Dies habe eine Materialprüfung ergeben. Der von der Bohrfirma benutzte Zement sei entgegen den Auflagen des Landesamts für Geologie, Rohstoffe und Bergbau "vermutlich nicht sulfatbeständig" gewesen. Die Stadt prüfe, Klage gegen das Unternehmen zu erheben.
In der Altstadt hebt sich eine etwa 300 mal 300 Meter große Fläche seit rund zwei Jahren monatlich um einen Zentimeter. Als Ursache für die Bodenhebungen gelten die Bohrungen zur Erdwärmegewinnung unter dem Rathaus im September 2007. Benitz zufolge sind inzwischen 227 Häuser geschädigt. Das Stadtbauamtsgebäude, in dem mehrere Ämter und Dienste untergebracht sind, sei geräumt worden. Die Gemeinde habe mit einem Defizit von zwei Millionen Euro bereits ein "riesen Loch" in der Stadtkasse, klagte er. Von den zugesagten 2,5 Millionen Euro des Landes für Untersuchungen und Gegenmaßnahmen seien bisher 630 000 Euro überwiesen worden.

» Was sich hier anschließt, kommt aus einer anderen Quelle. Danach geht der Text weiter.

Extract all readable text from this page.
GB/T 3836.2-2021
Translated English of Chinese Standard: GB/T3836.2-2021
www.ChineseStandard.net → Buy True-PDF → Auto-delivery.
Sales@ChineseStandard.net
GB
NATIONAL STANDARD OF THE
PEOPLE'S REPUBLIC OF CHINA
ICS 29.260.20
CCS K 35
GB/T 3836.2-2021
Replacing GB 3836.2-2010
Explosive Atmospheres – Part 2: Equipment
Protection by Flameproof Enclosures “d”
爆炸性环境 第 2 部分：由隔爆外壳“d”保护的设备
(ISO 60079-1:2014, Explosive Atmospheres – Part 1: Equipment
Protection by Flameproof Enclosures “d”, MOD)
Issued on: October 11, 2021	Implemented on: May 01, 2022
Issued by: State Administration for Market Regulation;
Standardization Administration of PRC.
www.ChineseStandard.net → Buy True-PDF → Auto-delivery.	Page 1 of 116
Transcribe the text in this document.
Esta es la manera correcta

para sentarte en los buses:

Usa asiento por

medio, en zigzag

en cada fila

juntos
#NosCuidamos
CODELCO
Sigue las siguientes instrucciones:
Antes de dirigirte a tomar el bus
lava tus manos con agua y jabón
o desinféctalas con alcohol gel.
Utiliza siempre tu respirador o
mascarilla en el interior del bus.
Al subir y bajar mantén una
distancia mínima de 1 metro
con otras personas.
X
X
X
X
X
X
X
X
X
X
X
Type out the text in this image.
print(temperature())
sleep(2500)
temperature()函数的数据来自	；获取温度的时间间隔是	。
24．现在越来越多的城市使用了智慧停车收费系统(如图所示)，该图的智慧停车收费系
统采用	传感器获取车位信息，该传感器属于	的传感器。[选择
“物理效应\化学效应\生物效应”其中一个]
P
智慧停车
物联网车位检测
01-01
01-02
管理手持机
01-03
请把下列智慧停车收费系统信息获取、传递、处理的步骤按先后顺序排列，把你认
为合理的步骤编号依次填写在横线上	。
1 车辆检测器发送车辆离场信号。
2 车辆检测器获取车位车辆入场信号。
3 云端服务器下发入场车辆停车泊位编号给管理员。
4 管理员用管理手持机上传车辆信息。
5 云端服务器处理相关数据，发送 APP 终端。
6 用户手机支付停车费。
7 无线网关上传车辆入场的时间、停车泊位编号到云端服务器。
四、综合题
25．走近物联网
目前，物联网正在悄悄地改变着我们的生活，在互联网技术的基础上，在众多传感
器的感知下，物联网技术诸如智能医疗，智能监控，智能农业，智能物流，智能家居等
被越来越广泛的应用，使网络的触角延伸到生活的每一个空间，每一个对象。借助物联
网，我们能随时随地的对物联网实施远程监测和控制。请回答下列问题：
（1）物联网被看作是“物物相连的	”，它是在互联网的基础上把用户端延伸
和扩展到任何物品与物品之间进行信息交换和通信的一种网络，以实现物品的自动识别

Staufen lege alle Hoffnungen auf die begonnene Absenkung des Grundwassers durch eine mittlerweile abgeschlossene Brunnenbohrung, sagte der Bürgermeister. Um die Erdquellungen unterhalb des Stadtkerns dauerhaft stoppen zu können, soll in der kommenden Woche außerdem mit der Abdichtung der Sonden-Bohrlöcher mit Spezialzement begonnen werden. Dafür seien fünf bis sechs Monate veranschlagt. Benitz rechnet dennoch damit, dass die Hebungen "noch eine Weile weitergehen", selbst wenn die beiden Maßnahmen "supererfolgreich" seien.